We also assume that the messaging code is not necessarily thread safe, so we have the client block from sending two messages at the same time. This is achieved with the m_ClientMutex mutex object defined in the Connection class. This decision has a couple of implications.

First, it allows the EventThread and the RunThread in the client to live in harmony. A run call will wait for the current event to be processed before it starts and once the run has begun, this lock forces the EventThread to wait for the run to complete. As a result, all events during a run (started by that client) come back on the RunThread and all events outside of a run come back on the EventThread.

Second, the presence of a lock on the client makes interruption a bit tricky. If a client issues a stop command from a different thread than the RunThread, it will block, waiting for the run to complete. This is not very helpful. The solution is to have the client issue the stop in an event handler callback, as that callback will always occur on the RunThread if the client is currently running Soar. (If you really want to follow the different cases, the callback might be called by the EventThread but only if the client has not called run, in which case the stop call will go through because the RunThread will not be holding the lock or at least not holding it for a long time).

You might wonder, given this model how does the debugger print out state information during a run (e.g. after every 5 decisions).
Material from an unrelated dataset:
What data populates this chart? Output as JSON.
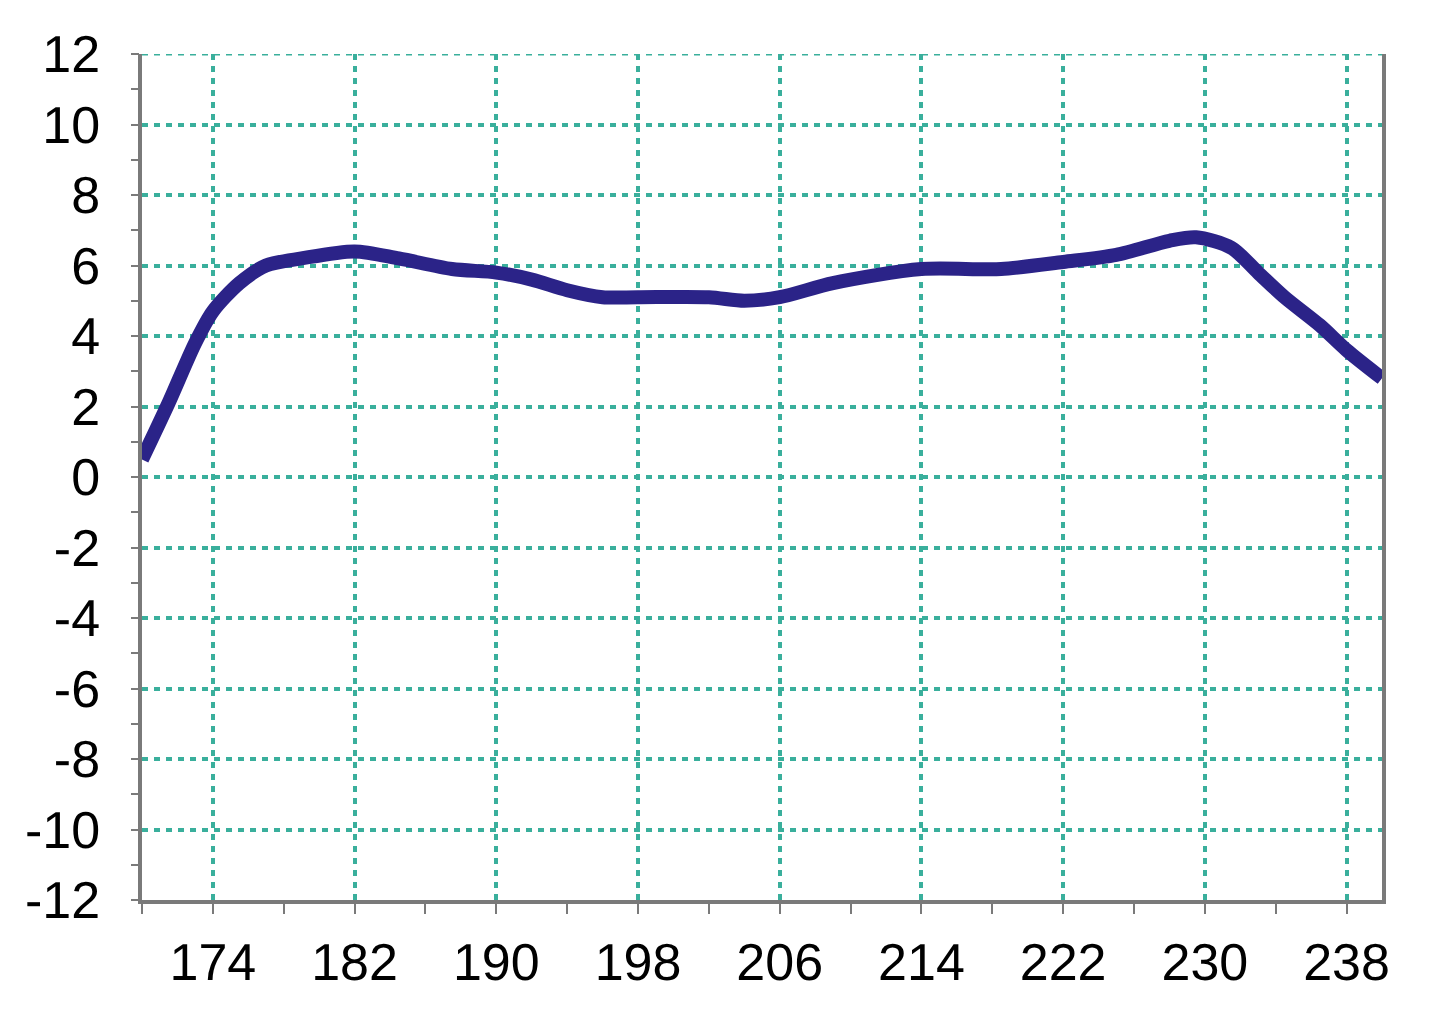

The answer is that it does the work in a callback so the print commands execute on the same thread as the original run command.

So while we do not support multiple commands being executed simultaneously (where a second command starts up at an arbitrary time during the first command), we do support multiple commands being executed in a stack (or with reentrancy) where one command is partially complete (such as a run) and another command is executed in the middle of the first command. The keys to this are that the run is paused while this happens (it's in an event handler to be more precise) and the second command executes at a known time (inside an event handler) so the state of the system is well defined. We often end up with large sequences of calls going back and forth inside an initial trigger (init-soar is famous for this) as one action triggers an event, which triggers another action and so on. But it's all within a single logical stack of commands, rather than having multiple simultaneous threads of execution.

Best Practices¶

From the constraints of the threading model we have arrived at these "best practices" which will help clients behave well:

	Description
Call `RunAllAgentsForever` in a new thread	If you don't want your application to block waiting for the run call to complete, you should make that call in a new thread.
Call stop from an event handler	In order to interrupt a run you need to be on the same thread as the original run call (if your client issues the run). This can be ensured by issuing the stop from an event handler's callback. This is also good advice for any other SML call that you wish to make while the kernel is running (e.g. printing out current state information in the middle of a run).
Don't make assumptions about the thread an event handler is called on	The event handler may be called from the RunThread or from the EventThread depending on the situation.

If you have any concerns about how to follow these guidelines please take a look at the sample environments that we include with the distributions. E.g. search for RunAllAgentsForever and Stop to see examples of those behaviors.